I don't know if this is an appropriate subject for a diary, but I wanted to draw attention to a link that Nate Roberts included in another diary and I think is likely to be overlooked.
For a long time I, like many other liberals, accepted the meme that the white working class voted against their interests, and the reason they did so was due to racism. Sure, I personally knew a few poor white people who voted Democratic, but. . . they're my friends! Of course they're smarter than average! This was a bit of recieved wisdom that I never bothered to question until the Tea Party became the face of angry white folks.
I saw the pictures of the Tea Baggers (I love this phrase. It makes me think of Martha Plimpton.) and they did not look poor to me. Crass and without class, perhaps. Working class, no. Yet, at least at first, they were described as representing the elusive angry white working class. I began to have my doubts. First of all, I knew that poor people voted in larger numbers for Democrats than rich people did. Could non-whites be making the entire difference?
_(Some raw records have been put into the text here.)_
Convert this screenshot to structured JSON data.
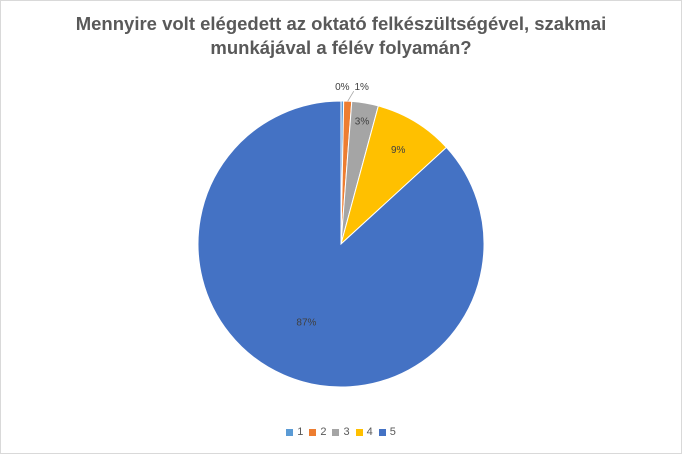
{
  "chart_data": {
    "type": "pie",
    "title_lines": [
      "Mennyire volt elégedett az oktató felkészültségével, szakmai",
      "munkájával  a félév folyamán?"
    ],
    "categories": [
      "1",
      "2",
      "3",
      "4",
      "5"
    ],
    "values": [
      0.3,
      0.9,
      3,
      9,
      86.8
    ],
    "data_labels": [
      "0%",
      "1%",
      "3%",
      "9%",
      "87%"
    ],
    "colors": [
      "#5b9bd5",
      "#ed7d31",
      "#a5a5a5",
      "#ffc000",
      "#4472c4"
    ],
    "legend_position": "bottom"
  }
}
Those doubts increased when it was reported that Tea Baggers "have higher than average incomes."
This leads me to ask a very important question that is the title of the diary, "Who is working class?" If we're going to make pronouncements and advocate policies concerning the working class, we ought to have some idea who they are.
John Quiggen put up a post on Crooked Timber not long ago that explored the question of how it's possible that "a substantial proportion of the working class votes for the more conservative/rightwing party" while "higher incomes are correlated with voting for the conservative/rightwing party." He also adds, "I’ve read that the average income of the US working class is the same as that of the population as a whole, which goes against the whole idea of “working class” as I understand it."
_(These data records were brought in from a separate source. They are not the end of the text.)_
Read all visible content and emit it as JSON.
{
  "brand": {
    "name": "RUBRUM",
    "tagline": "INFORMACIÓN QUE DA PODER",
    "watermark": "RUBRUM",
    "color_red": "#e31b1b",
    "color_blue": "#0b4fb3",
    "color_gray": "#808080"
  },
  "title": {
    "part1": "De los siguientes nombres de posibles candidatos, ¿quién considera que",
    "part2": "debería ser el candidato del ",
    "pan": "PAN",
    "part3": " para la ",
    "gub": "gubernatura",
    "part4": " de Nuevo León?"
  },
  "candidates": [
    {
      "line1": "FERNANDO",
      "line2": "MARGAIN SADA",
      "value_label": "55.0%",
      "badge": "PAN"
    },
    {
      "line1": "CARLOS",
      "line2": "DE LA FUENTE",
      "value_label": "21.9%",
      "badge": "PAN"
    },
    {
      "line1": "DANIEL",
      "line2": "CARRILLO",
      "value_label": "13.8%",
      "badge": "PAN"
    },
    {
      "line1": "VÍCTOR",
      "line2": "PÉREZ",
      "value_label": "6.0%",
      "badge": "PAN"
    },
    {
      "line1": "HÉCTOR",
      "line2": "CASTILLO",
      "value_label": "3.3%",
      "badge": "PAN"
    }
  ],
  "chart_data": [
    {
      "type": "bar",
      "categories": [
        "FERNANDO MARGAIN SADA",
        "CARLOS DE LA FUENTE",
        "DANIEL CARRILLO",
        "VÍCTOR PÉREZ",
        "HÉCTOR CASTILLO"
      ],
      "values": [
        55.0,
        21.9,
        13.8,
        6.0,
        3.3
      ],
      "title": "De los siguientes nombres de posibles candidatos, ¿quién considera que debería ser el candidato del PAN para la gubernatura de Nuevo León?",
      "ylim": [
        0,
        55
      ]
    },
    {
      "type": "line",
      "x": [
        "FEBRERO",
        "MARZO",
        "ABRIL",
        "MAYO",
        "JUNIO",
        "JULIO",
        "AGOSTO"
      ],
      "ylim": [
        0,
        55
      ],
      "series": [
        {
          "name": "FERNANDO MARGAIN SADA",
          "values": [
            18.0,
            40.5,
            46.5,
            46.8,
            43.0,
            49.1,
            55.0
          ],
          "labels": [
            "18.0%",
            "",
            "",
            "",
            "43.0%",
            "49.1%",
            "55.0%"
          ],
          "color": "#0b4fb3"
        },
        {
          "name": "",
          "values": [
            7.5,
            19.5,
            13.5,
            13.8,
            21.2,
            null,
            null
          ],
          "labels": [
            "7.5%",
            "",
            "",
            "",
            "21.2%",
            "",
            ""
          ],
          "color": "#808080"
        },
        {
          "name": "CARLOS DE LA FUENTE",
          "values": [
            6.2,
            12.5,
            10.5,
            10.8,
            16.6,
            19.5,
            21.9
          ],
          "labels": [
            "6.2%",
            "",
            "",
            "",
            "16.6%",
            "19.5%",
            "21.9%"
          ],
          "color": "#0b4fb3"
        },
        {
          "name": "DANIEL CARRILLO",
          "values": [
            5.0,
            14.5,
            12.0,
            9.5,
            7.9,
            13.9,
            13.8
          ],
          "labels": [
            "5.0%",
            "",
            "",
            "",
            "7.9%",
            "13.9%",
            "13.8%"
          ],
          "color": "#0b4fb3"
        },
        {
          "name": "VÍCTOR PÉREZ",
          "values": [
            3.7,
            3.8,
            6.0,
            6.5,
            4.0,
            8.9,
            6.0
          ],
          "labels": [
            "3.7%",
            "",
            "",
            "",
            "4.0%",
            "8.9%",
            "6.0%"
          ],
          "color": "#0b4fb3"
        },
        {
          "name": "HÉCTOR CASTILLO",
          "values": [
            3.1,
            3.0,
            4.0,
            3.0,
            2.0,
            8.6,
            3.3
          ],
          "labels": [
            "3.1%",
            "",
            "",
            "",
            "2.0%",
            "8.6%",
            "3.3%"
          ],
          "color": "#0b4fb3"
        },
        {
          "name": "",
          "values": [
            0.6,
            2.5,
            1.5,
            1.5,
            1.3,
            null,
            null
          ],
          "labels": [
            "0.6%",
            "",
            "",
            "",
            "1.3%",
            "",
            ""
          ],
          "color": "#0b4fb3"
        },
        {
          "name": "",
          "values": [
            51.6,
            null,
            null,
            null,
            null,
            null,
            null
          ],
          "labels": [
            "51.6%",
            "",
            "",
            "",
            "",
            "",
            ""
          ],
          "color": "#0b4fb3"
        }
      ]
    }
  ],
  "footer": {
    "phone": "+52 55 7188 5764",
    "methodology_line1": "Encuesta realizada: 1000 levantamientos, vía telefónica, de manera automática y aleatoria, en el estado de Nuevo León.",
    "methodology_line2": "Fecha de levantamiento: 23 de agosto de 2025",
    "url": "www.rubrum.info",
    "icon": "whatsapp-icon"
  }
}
All became clear(or, at least, clearer) when I discovered that US political discussion uses two very different (though correlated) concepts of “working class”. The first is the more or less standard one – people who depend on wage labor (normally in manual or low-status service occupations) for their income. The second, specific to the US, and standard in most political polling, is “people without a 4-year college degree”, a class which includes such horny-handed sons and daughters of toil as Bill Gates and Paris Hilton. More prosaically, it includes lots of small business owners, and (since college graduation rates were rising until relative recently), over-represents the old.The post is not long and I highly recommend it.